In the middle of 1820 Sequoyah left his Georgia home to go to Washington, where he received the Congressional Medal of Honor in recognition of his achievement which has never been equaled by another American Indian.
The type for the Cherokee alphabet, according to Mrs. Croker, was first cast in Boston in 1829 and the first printed words were taken from the Book of Genesis-paradoxically enough, since Sequoyah was never converted to the white man's religion but always adhered to the faith of his people. Fired with ambition, Sequoyah returned to the home of the Cherokees and established a school for them at Spring Place, Ga.
From this time Sequoyah bobs up repeatedly in the history of the Cherokees as their leader.

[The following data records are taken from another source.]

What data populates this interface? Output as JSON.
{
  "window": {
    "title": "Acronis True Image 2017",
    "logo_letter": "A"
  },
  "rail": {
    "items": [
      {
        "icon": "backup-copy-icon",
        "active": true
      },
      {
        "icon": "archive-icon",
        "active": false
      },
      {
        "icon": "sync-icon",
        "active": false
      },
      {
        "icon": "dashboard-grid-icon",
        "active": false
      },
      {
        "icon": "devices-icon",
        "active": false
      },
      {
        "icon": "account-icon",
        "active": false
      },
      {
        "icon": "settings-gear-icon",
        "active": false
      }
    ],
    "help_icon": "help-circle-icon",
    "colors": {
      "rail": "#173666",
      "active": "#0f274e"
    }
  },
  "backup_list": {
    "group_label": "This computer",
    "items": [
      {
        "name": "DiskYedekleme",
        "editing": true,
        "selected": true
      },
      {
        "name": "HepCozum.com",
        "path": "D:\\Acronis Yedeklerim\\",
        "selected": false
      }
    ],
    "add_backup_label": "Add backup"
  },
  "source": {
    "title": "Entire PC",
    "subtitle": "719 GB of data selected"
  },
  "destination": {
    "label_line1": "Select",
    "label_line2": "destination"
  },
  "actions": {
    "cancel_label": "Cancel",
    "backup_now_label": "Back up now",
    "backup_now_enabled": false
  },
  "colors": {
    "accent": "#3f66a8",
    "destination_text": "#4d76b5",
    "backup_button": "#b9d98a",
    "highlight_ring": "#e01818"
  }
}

He was one of the signers of the Cherokee removal act. In 1839 he signed the act of union as president of the Western Cherokees and later in the same year he is signer of the Cherokee constitution. His English name was George Gist.
The Cherokees were removed from their George and Alabama homes in 1838 to Tahlequah, which is still the capital of the nation.
In the spring of 1842 Sequoyah, now an old man, started westward from Oklahoma with seven companions, including his son, Teesce. They reached the Pacific coast but the net result of the journey seems to be that the largest tree in California was named for him. On the return trip Sequoyah died in San Fernando, Texas.
The exact burial place of Sequoyah, like that of Moses, is unknown, except that it is in or near the little Texas town where he died. Mrs. Croker composed this widely-quoted bit of verse about the burial of the chief of the Cherokees:
"O'er Sequoyah's lonely grave
The tall oaks their branches wave
Not e'en a stone to mark the place
Where rests the Cadmus of his face."
The bust of Sequoyah which occupies a niche in the Hall of Fame was paid for by popular subscription of the people of Oklahoma. Vinnie Reem, the Cherokee sculptress, was commissioned to do the bust but died before it was completed. Ahniwakee Hastings, daughter of Congressman W.W. Hastings of Tahlequah, and a cousin of Mrs. Croker, unveiled the bust several years ago.